What we’ve included in this first release is the common ask I referred to above. The need to take files generated on-premises and push them to Azure. Either letting them land in blob storage, or have them eventually land in an Azure hosted VM.
Here’s a diagram that outlines the scenario.
Step 1 – File placed in a folder on the network
The scenario begins with a file being created by some process and saved to the file system. This location could be a network file share or just as easily could be on the same server as the process itself.
Step 2 – The Location is monitored for new files
That location is in turn monitored by a “Publication Service”. Our reference implementation uses the c# FileSystemwatcher class which allows the application to be receive notification of file change events from Windows.
Step 3 – Publication service detects file and uploads to blob storage
When the creation of a new file raises an event in the application, the publishing app waits to get an exclusive lock on the file (making sure nothing is still writing to the file), then uploads it to a blob container.
Step 4 – Notification message with SAS for blob is published
After the blob is uploaded, the publication service then generates a shared access signature and publishes a message to a “Messages” Service Bus topic so that interested processes can be alerted that there’s a new file to be downloaded.
Step 5 – Subscribers receive message
Processes that want to subscribe to these notifications create subscriptions on that topic so they can receive the alerts.
Step 6 – Download blob and save to local disk
The subscribing process then use the shared access signature to then download the blob, placing it in the local file system.
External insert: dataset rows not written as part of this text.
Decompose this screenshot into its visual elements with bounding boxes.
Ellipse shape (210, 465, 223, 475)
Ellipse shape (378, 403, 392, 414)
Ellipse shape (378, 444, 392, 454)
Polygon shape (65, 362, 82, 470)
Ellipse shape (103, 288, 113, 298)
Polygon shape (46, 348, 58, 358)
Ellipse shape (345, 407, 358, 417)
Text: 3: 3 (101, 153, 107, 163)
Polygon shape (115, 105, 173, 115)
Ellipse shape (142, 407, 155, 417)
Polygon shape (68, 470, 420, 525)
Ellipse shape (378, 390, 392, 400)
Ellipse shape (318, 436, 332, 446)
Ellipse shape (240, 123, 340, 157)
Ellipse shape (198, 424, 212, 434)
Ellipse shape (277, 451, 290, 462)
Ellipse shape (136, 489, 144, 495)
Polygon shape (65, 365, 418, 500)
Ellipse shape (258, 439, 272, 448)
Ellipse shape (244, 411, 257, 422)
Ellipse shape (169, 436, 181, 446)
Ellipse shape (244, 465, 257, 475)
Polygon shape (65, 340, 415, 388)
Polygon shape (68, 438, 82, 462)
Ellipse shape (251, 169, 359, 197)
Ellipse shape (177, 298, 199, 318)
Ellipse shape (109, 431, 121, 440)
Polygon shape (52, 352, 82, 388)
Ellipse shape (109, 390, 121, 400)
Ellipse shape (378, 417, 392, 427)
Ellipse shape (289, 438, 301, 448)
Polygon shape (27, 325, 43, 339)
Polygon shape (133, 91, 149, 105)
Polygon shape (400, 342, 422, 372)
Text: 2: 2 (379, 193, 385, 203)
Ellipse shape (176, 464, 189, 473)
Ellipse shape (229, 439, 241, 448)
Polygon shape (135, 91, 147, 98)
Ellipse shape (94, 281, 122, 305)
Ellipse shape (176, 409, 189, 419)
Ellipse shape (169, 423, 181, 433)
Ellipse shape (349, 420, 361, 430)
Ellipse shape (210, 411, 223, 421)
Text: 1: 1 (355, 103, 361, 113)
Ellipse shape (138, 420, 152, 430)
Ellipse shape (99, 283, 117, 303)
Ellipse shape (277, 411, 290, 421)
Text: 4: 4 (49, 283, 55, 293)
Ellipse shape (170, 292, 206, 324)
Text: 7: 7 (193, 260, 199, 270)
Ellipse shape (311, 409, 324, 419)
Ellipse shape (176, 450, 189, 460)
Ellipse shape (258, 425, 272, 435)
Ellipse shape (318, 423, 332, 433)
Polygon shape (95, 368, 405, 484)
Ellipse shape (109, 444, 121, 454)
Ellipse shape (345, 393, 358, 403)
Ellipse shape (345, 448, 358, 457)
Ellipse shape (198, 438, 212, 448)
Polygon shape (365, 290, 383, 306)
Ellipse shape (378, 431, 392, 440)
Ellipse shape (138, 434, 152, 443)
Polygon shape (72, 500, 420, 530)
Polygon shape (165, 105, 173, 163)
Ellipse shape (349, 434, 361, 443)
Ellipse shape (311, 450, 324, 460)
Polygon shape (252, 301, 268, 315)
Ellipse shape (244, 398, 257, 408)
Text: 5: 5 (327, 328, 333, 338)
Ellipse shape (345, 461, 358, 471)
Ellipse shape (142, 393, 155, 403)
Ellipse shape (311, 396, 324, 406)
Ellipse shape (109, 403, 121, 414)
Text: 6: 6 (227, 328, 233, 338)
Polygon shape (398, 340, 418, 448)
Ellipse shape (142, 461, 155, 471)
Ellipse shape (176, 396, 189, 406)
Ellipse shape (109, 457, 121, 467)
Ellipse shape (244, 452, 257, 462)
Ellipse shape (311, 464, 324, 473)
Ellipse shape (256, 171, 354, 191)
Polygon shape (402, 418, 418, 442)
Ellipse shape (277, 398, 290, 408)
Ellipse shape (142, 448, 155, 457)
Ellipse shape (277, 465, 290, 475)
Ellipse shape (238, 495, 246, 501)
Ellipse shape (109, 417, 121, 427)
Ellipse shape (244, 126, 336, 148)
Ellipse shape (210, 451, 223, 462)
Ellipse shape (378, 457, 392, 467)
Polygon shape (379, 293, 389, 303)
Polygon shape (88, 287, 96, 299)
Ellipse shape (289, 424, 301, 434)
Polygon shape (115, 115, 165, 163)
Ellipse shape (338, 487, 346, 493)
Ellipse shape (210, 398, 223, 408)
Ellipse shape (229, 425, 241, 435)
Now this process could be used to push files from any location (cloud or on-premises) to any possible receiver. I like the example because it demonstrates a few key points of cloud architecture:
- Use of messaging to create temporal decoupling and load leveling
- Shared Access Signatures to grant temporary access to secure, private blob storage for potentially insecure/anonymous clients
- Use of Service Bus Topics to implement pub/sub message model
So in this one example, we have a usable implementation pattern (I’ve provided all the basic helper classes as well as sample implementations of both console and Windows Services applications). We also have a few reusable code snippets (create a blob SAS, interact with Service Bus Topics, upload/download files to/from block blobs.
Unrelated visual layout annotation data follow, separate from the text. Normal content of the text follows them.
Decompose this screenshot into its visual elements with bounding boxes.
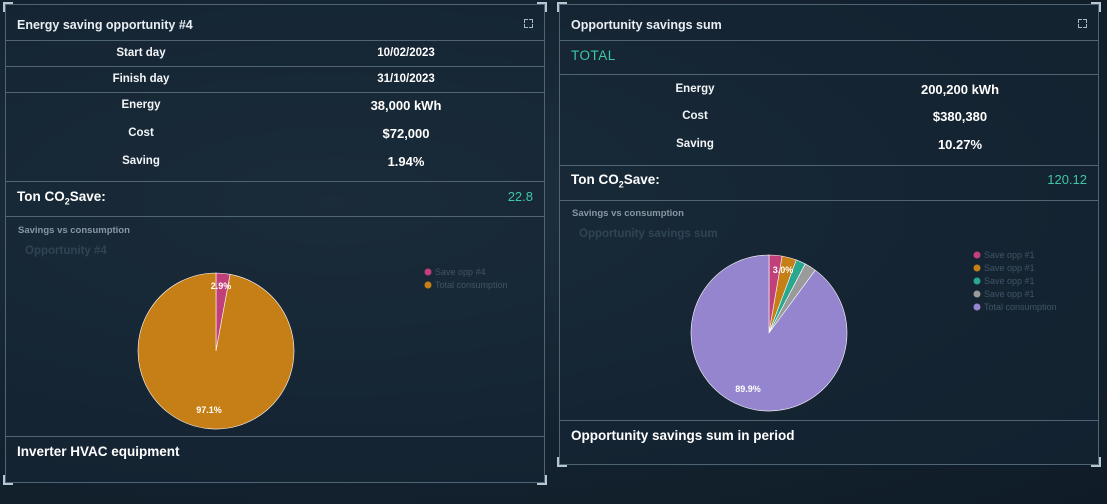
divider [560,200,1098,201]
chart-label: Savings vs consumption [18,225,130,236]
savings-sum-pie-chart: 3.0% 89.9% Save opp #1 Save opp #1 Save opp … [690,250,1057,412]
saving-label: Saving [676,138,714,150]
pie-data-label: 3.0% [773,265,794,275]
divider [560,420,1098,421]
energy-value: 38,000 kWh [370,98,442,113]
savings-pie-chart: 2.9% 97.1% Save opp #4 Total consumption [137,267,508,430]
start-day-label: Start day [116,47,166,59]
divider [6,92,544,93]
corner-bracket [537,475,547,485]
corner-bracket [1091,2,1101,12]
divider [6,66,544,67]
panel-title: Opportunity savings sum [571,18,722,32]
saving-value: 10.27% [937,137,983,152]
legend-swatch[interactable] [973,264,981,272]
energy-saving-opportunity-panel: Energy saving opportunity #4 Start day 1… [3,2,547,485]
pie-data-label: 97.1% [196,405,222,415]
panel-title: Energy saving opportunity #4 [17,18,193,32]
co2-save-label: Ton CO2Save: [17,189,106,207]
divider [560,165,1098,166]
expand-icon[interactable] [524,19,533,28]
energy-value: 200,200 kWh [920,82,1000,97]
corner-bracket [537,2,547,12]
pie-slice[interactable] [137,272,295,430]
legend-label[interactable]: Save opp #1 [984,276,1035,286]
expand-icon[interactable] [1078,19,1087,28]
energy-label: Energy [121,99,161,111]
cost-value: $380,380 [932,109,988,124]
pie-slice[interactable] [690,254,848,412]
total-label: TOTAL [571,48,616,63]
opportunity-name: Inverter HVAC equipment [17,444,180,459]
legend-label[interactable]: Total consumption [984,302,1057,312]
legend-swatch[interactable] [424,281,432,289]
legend-label[interactable]: Save opp #1 [984,263,1035,273]
divider [560,74,1098,75]
energy-label: Energy [675,83,715,95]
finish-day-label: Finish day [112,73,170,85]
corner-bracket [3,475,13,485]
divider [6,436,544,437]
corner-bracket [557,2,567,12]
cost-value: $72,000 [382,126,430,141]
co2-save-value: 22.8 [507,189,533,204]
divider [560,40,1098,41]
co2-save-value: 120.12 [1047,172,1087,187]
legend-label[interactable]: Save opp #4 [435,267,486,277]
pie-data-label: 2.9% [211,281,232,291]
legend-swatch[interactable] [973,290,981,298]
pie-data-label: 89.9% [735,384,761,394]
legend-label[interactable]: Total consumption [435,280,508,290]
divider [6,40,544,41]
cost-label: Cost [682,110,708,122]
legend-swatch[interactable] [424,268,432,276]
corner-bracket [3,2,13,12]
start-day-value: 10/02/2023 [377,47,435,59]
period-summary-title: Opportunity savings sum in period [571,428,795,443]
saving-value: 1.94% [387,154,425,169]
divider [6,216,544,217]
legend-label[interactable]: Save opp #1 [984,289,1035,299]
divider [6,181,544,182]
co2-save-label: Ton CO2Save: [571,172,660,190]
legend-swatch[interactable] [973,303,981,311]
opportunity-savings-sum-panel: Opportunity savings sum TOTAL Energy 200… [557,2,1101,467]
chart-title: Opportunity #4 [25,245,107,257]
legend-label[interactable]: Save opp #1 [984,250,1035,260]
cost-label: Cost [128,127,154,139]
corner-bracket [1091,457,1101,467]
saving-label: Saving [122,155,160,167]
chart-label: Savings vs consumption [572,208,684,219]
corner-bracket [557,457,567,467]
legend-swatch[interactable] [973,251,981,259]
chart-title: Opportunity savings sum [579,228,718,240]
finish-day-value: 31/10/2023 [377,73,435,85]
legend-swatch[interactable] [973,277,981,285]
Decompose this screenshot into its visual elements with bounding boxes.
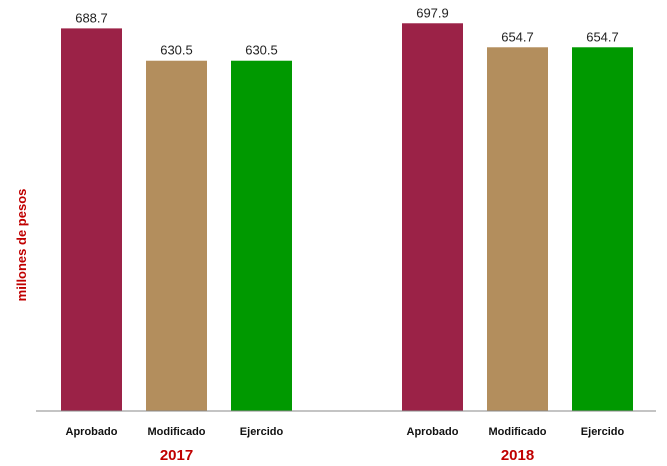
- category-labels: Aprobado Modificado Ejercido Aprobado Modifi…: [66, 426, 625, 438]
- bar-2018-ejercido: [572, 47, 633, 412]
- category-label-2018-aprobado: Aprobado: [407, 426, 459, 438]
- value-label-2017-ejercido: 630.5: [245, 43, 278, 58]
- category-label-2017-modificado: Modificado: [147, 426, 205, 438]
- bar-2018-aprobado: [402, 23, 463, 412]
- y-axis-label: millones de pesos: [14, 189, 29, 302]
- group-labels: 2017 2018: [160, 447, 534, 464]
- group-label-2017: 2017: [160, 447, 193, 464]
- value-label-2018-aprobado: 697.9: [416, 5, 449, 20]
- bars: [61, 23, 633, 412]
- value-label-2018-ejercido: 654.7: [586, 29, 619, 44]
- value-label-2017-modificado: 630.5: [160, 43, 193, 58]
- category-label-2017-aprobado: Aprobado: [66, 426, 118, 438]
- value-labels: 688.7 630.5 630.5 697.9 654.7 654.7: [75, 5, 619, 57]
- bar-2017-aprobado: [61, 28, 122, 412]
- group-label-2018: 2018: [501, 447, 534, 464]
- value-label-2018-modificado: 654.7: [501, 29, 534, 44]
- value-label-2017-aprobado: 688.7: [75, 10, 108, 25]
- bar-2017-ejercido: [231, 60, 292, 411]
- category-label-2018-ejercido: Ejercido: [581, 426, 625, 438]
- category-label-2017-ejercido: Ejercido: [240, 426, 284, 438]
- bar-2018-modificado: [487, 47, 548, 412]
- bar-2017-modificado: [146, 60, 207, 411]
- category-label-2018-modificado: Modificado: [488, 426, 546, 438]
At least one customer I’m working with today will find these samples helpful. I hope others will as well.
I have a few things I plan to do this with this in the near term. Namely make the samples a bit more robust: error handling, logging, and maybe even *gasp* unit tests! I also want to add in support for larger files by showing how to implement this with page blobs (which are cheaper if you’re using less than 500TB of storage).
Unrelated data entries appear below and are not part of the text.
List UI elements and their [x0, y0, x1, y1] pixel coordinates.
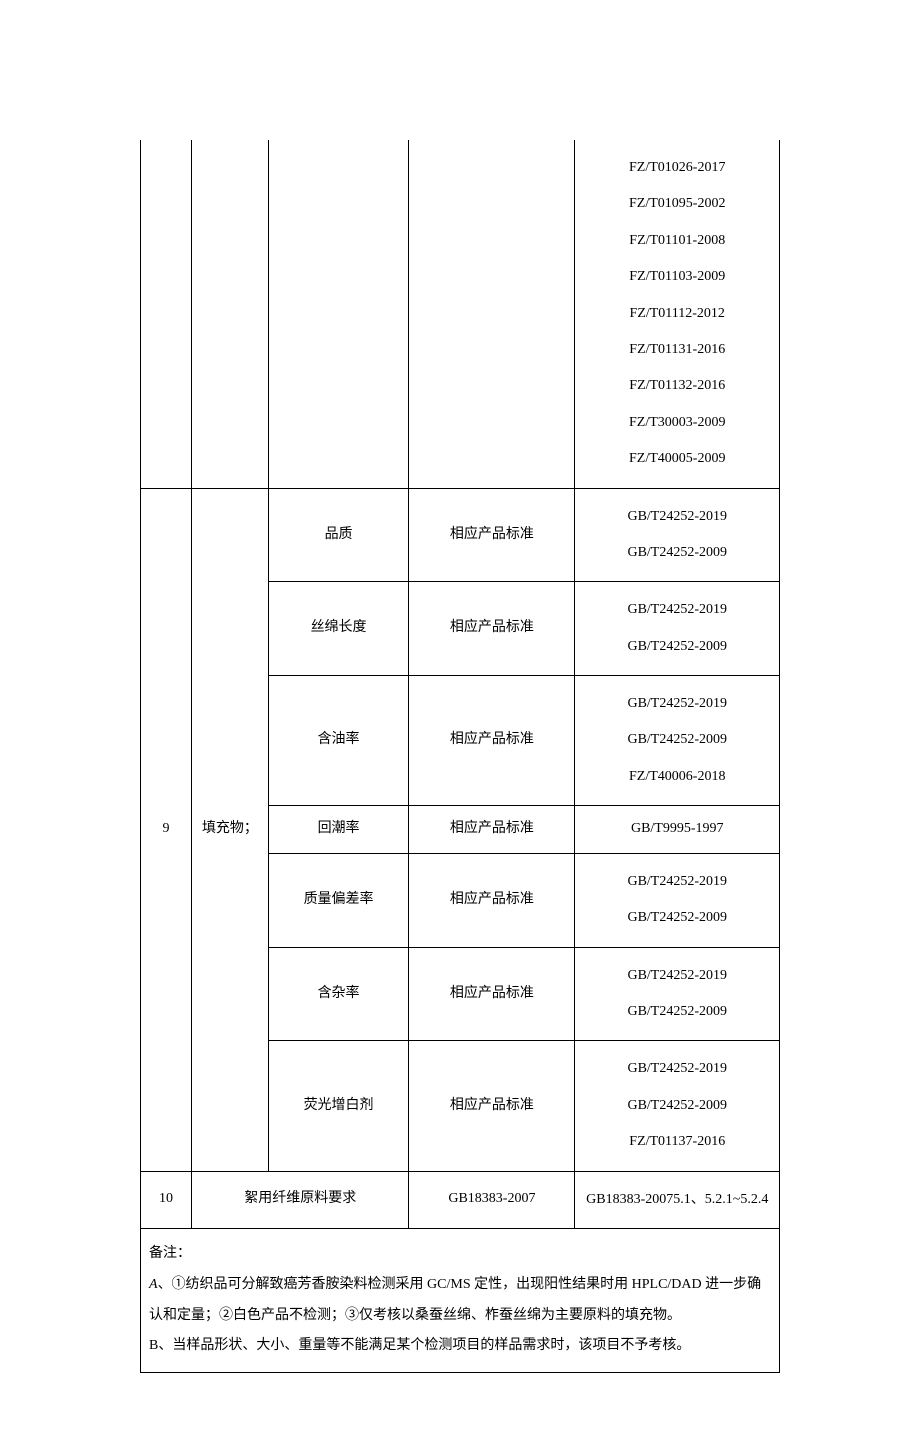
table-row: 10 絮用纤维原料要求 GB18383-2007 GB18383-20075.1… — [141, 1171, 780, 1228]
notes-a-text: 、①纺织品可分解致癌芳香胺染料检测采用 GC/MS 定性，出现阳性结果时用 HP… — [149, 1277, 761, 1323]
cell-item-name: 品质 — [268, 488, 409, 582]
notes-header: 备注： — [149, 1239, 771, 1270]
std-code: GB/T24252-2019 — [581, 864, 773, 900]
cell-requirement: 相应产品标准 — [409, 1041, 575, 1171]
cell-prev-cat — [192, 140, 269, 488]
std-code: GB/T24252-2019 — [581, 1051, 773, 1087]
std-code: GB/T24252-2019 — [581, 686, 773, 722]
std-code: GB/T24252-2009 — [581, 1088, 773, 1124]
std-code: FZ/T30003-2009 — [581, 405, 773, 441]
cell-requirement: 相应产品标准 — [409, 582, 575, 676]
standards-table: FZ/T01026-2017 FZ/T01095-2002 FZ/T01101-… — [140, 140, 780, 1373]
table-row-continuation: FZ/T01026-2017 FZ/T01095-2002 FZ/T01101-… — [141, 140, 780, 488]
std-code: FZ/T01131-2016 — [581, 332, 773, 368]
cell-standards: GB18383-20075.1、5.2.1~5.2.4 — [575, 1171, 780, 1228]
cell-prev-req — [409, 140, 575, 488]
std-code: FZ/T01103-2009 — [581, 259, 773, 295]
cell-item-name: 含杂率 — [268, 947, 409, 1041]
cell-prev-num — [141, 140, 192, 488]
std-code: FZ/T40006-2018 — [581, 759, 773, 795]
std-code: GB/T24252-2019 — [581, 499, 773, 535]
cell-category: 填充物； — [192, 488, 269, 1171]
cell-requirement: 相应产品标准 — [409, 488, 575, 582]
cell-requirement: 相应产品标准 — [409, 806, 575, 854]
std-code: FZ/T01026-2017 — [581, 150, 773, 186]
cell-standards: GB/T24252-2019 GB/T24252-2009 — [575, 947, 780, 1041]
std-code: GB/T24252-2019 — [581, 958, 773, 994]
notes-a-label: A — [149, 1277, 158, 1292]
notes-line-b: B、当样品形状、大小、重量等不能满足某个检测项目的样品需求时，该项目不予考核。 — [149, 1331, 771, 1362]
cell-item-name: 荧光增白剂 — [268, 1041, 409, 1171]
cell-standards: GB/T24252-2019 GB/T24252-2009 FZ/T40006-… — [575, 676, 780, 806]
cell-requirement: 相应产品标准 — [409, 676, 575, 806]
cell-standards: GB/T24252-2019 GB/T24252-2009 — [575, 853, 780, 947]
cell-standards: GB/T24252-2019 GB/T24252-2009 FZ/T01137-… — [575, 1041, 780, 1171]
cell-item-name: 含油率 — [268, 676, 409, 806]
std-code: GB/T24252-2009 — [581, 535, 773, 571]
std-code: FZ/T01101-2008 — [581, 223, 773, 259]
cell-prev-item — [268, 140, 409, 488]
std-code: FZ/T01112-2012 — [581, 296, 773, 332]
cell-standards: GB/T24252-2019 GB/T24252-2009 — [575, 488, 780, 582]
std-code: FZ/T01137-2016 — [581, 1124, 773, 1160]
std-code: FZ/T01095-2002 — [581, 186, 773, 222]
std-code: GB/T24252-2019 — [581, 592, 773, 628]
cell-requirement: GB18383-2007 — [409, 1171, 575, 1228]
cell-row-num: 10 — [141, 1171, 192, 1228]
cell-prev-stds: FZ/T01026-2017 FZ/T01095-2002 FZ/T01101-… — [575, 140, 780, 488]
std-code: GB/T24252-2009 — [581, 722, 773, 758]
std-code: FZ/T40005-2009 — [581, 441, 773, 477]
cell-item-name: 絮用纤维原料要求 — [192, 1171, 409, 1228]
std-code: GB/T24252-2009 — [581, 994, 773, 1030]
cell-row-num: 9 — [141, 488, 192, 1171]
cell-item-name: 丝绵长度 — [268, 582, 409, 676]
cell-standards: GB/T24252-2019 GB/T24252-2009 — [575, 582, 780, 676]
std-code: GB/T24252-2009 — [581, 900, 773, 936]
cell-requirement: 相应产品标准 — [409, 853, 575, 947]
std-code: GB/T24252-2009 — [581, 629, 773, 665]
table-row: 9 填充物； 品质 相应产品标准 GB/T24252-2019 GB/T2425… — [141, 488, 780, 582]
std-code: FZ/T01132-2016 — [581, 368, 773, 404]
cell-requirement: 相应产品标准 — [409, 947, 575, 1041]
cell-standards: GB/T9995-1997 — [575, 806, 780, 854]
cell-item-name: 回潮率 — [268, 806, 409, 854]
cell-item-name: 质量偏差率 — [268, 853, 409, 947]
document-page: FZ/T01026-2017 FZ/T01095-2002 FZ/T01101-… — [70, 0, 850, 1453]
We may also explore using this to do not just new file publication, but perhaps updates as well as adding some useful metadata properties to the blobs and messages.
I also want to look at including more based scenarios. In fact, if you read this, and have a scenario, you can fork the project and send us a pull request. In fact, you’re wondering how to do something that you think could fit into this project, please drop me a line.
That’s all the time I have for today. Please look over the project as we’d love your feedback.